The Labor Department releases its monthly snapshot of the nation’s labor market Friday. Economists surveyed by The Wall Street Journal expect it to show employers created 195,000 jobs in April and that the unemployment rate fell to 4% for the first time since December 2000.
Here are five things to look for in the report.
1. Low unemployment. The jobless rate has been stuck at 4.1% since October, a 17-year low. That’s below the range of 4.3% to 4.7% that the Federal Reserve thinks will be the economy’s long-run average. The Fed forecasts unemployment will fall a bit further—to 3.8% by year end—as employers continue to hire and the pool of available workers dwindles.
2. Job growth. Hiring slowed in March: The 103,000 jobs added were the fewest of any month since September and among the weakest in recent years. That may have been a temporary setback. Indeed, hiring was strong in February, when employers added 326,000 new jobs. But if April produces another weak number, it could suggest a trend.
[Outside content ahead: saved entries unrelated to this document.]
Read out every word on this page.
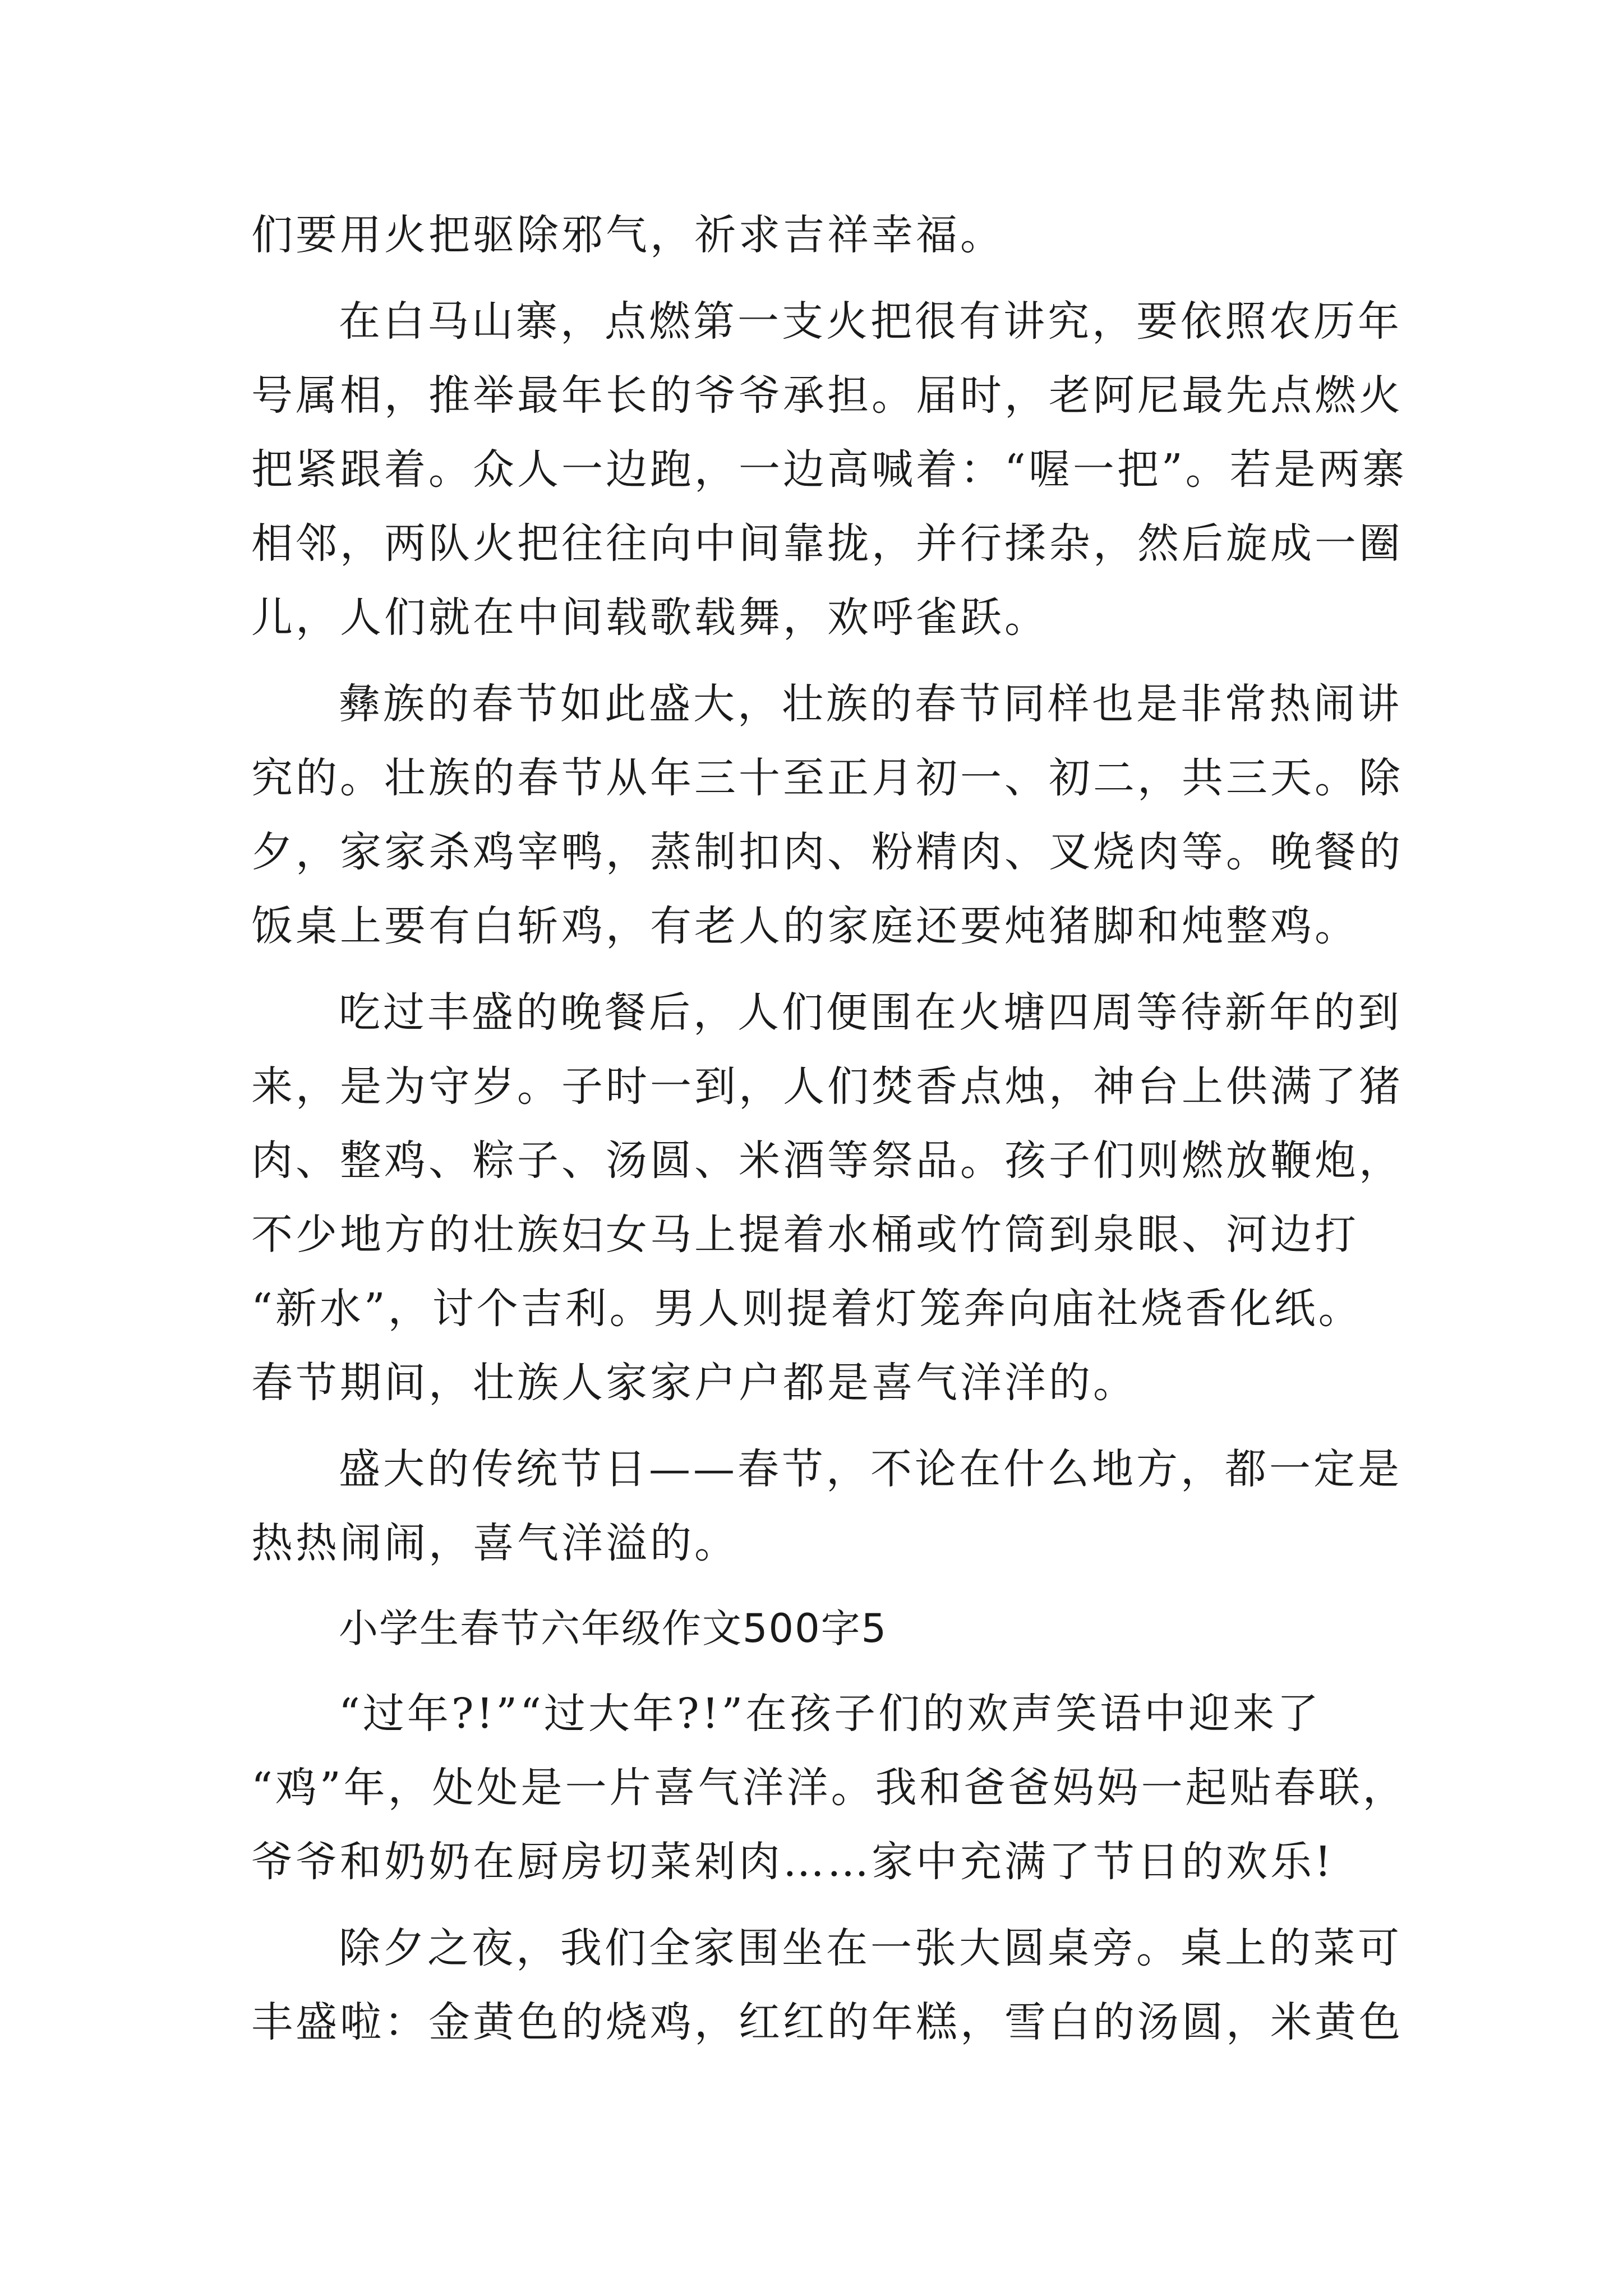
们要用火把驱除邪气，祈求吉祥幸福。
在白马山寨，点燃第一支火把很有讲究，要依照农历年
号属相，推举最年长的爷爷承担。届时，老阿尼最先点燃火
把紧跟着。众人一边跑，一边高喊着：“喔一把”。若是两寨
相邻，两队火把往往向中间靠拢，并行揉杂，然后旋成一圈
儿，人们就在中间载歌载舞，欢呼雀跃。
彝族的春节如此盛大，壮族的春节同样也是非常热闹讲
究的。壮族的春节从年三十至正月初一、初二，共三天。除
夕，家家杀鸡宰鸭，蒸制扣肉、粉精肉、叉烧肉等。晚餐的
饭桌上要有白斩鸡，有老人的家庭还要炖猪脚和炖整鸡。
吃过丰盛的晚餐后，人们便围在火塘四周等待新年的到
来，是为守岁。子时一到，人们焚香点烛，神台上供满了猪
肉、整鸡、粽子、汤圆、米酒等祭品。孩子们则燃放鞭炮，
不少地方的壮族妇女马上提着水桶或竹筒到泉眼、河边打
“新水”，讨个吉利。男人则提着灯笼奔向庙社烧香化纸。
春节期间，壮族人家家户户都是喜气洋洋的。
盛大的传统节日——春节，不论在什么地方，都一定是
热热闹闹，喜气洋溢的。
小学生春节六年级作文500字5
“过年?!”“过大年?!”在孩子们的欢声笑语中迎来了
“鸡”年，处处是一片喜气洋洋。我和爸爸妈妈一起贴春联，
爷爷和奶奶在厨房切菜剁肉……家中充满了节日的欢乐!
除夕之夜，我们全家围坐在一张大圆桌旁。桌上的菜可
丰盛啦：金黄色的烧鸡，红红的年糕，雪白的汤圆，米黄色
3. Paychecks. Workers’ hourly pay grew 2.7% in the year through March, a modest gain in line with the trend of the past two years. That paychecks aren’t growing faster suggests the labor market continues to have some slack—that is, there are more available workers out there than the low unemployment rate would suggest. But if this number picks up, it would suggest the market is indeed tightening. That could nudge the Fed to raise interest rates more aggressively than currently planned.
4. Labor-force participation. One sign of the economy’s health has been rising labor-force participation among prime-age Americans. The share of civilians ages 25 to 54 who have jobs or are actively looking for work stood at 82.2% in March, a seven-year high, though still below prerecession levels of around 83%.
5. Underemployment. While the official jobless rate has slipped to a 17-year low, a closely watched measure of unemployment and so-called underemployment hasn’t fallen as far. This measure, known as the U-6, takes into account part-time workers who want full-time jobs, and civilians too discouraged to look for work. The rate stood at 8% in March, tying an 11-year low but still above where it was at the century’s start.